Whisper.cpp has a coreml option which gives 3x speed up over cpu only according to the docs: https://github.com/ggml-org/whisper.cpp?tab=readme-ov-file#c...
> coreml option which gives 3x speed up over cpu
Which is still painfully slow. CoreML is not a real ML platform.
Some outdated information about bare-metal use of the ANE is available from the Whisper.cpp pull req: https://github.com/ggml-org/whisper.cpp/pull/1021 Even more outdated information at: https://github.com/eiln/ane/tree/33a61249d773f8f50c02ab0b9fe... In short, the early (M1/M2) versions of ANE are unlikely to be useful for modern LLM inference due to their seemingly exclusive focus on statically scheduled FP16 and INT8 MADDs.

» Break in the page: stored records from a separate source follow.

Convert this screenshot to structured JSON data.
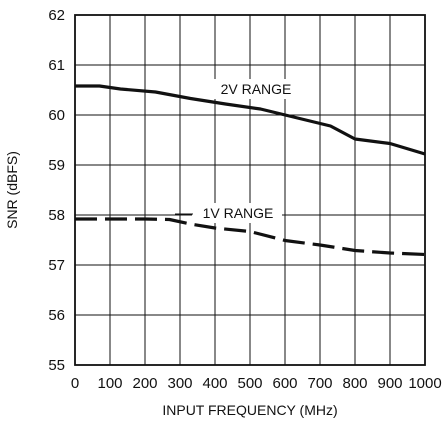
{
  "chart_data": {
    "type": "line",
    "xlabel": "INPUT FREQUENCY (MHz)",
    "ylabel": "SNR (dBFS)",
    "xlim": [
      0,
      1000
    ],
    "ylim": [
      55,
      62
    ],
    "xticks": [
      0,
      100,
      200,
      300,
      400,
      500,
      600,
      700,
      800,
      900,
      1000
    ],
    "yticks": [
      55,
      56,
      57,
      58,
      59,
      60,
      61,
      62
    ],
    "grid": true,
    "series": [
      {
        "name": "2V RANGE",
        "style": "solid",
        "x": [
          0,
          70,
          130,
          230,
          330,
          430,
          530,
          630,
          730,
          800,
          900,
          1000
        ],
        "y": [
          60.58,
          60.58,
          60.52,
          60.46,
          60.33,
          60.22,
          60.12,
          59.95,
          59.78,
          59.52,
          59.43,
          59.22
        ]
      },
      {
        "name": "1V RANGE",
        "style": "dashed",
        "x": [
          0,
          100,
          200,
          270,
          330,
          400,
          500,
          600,
          700,
          800,
          900,
          1000
        ],
        "y": [
          57.92,
          57.92,
          57.92,
          57.91,
          57.82,
          57.74,
          57.67,
          57.49,
          57.4,
          57.29,
          57.24,
          57.21
        ]
      }
    ]
  }
}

More extensive information at https://github.com/tinygrad/tinygrad/tree/master/extra/accel... (from the Tinygrad folks, note that this is also similarly outdated) seems to basically confirm the above.
(The jury is still out for M3/M4 which currently have no Asahi support - thus, no current prospects for driving the ANE bare-metal. Note however that the M3/Pro/Max ANE reported performance numbers are quite close to the M2 version, so there may not be a real improvement there either. M3 Ultra and especially the M4 series may be a different story.)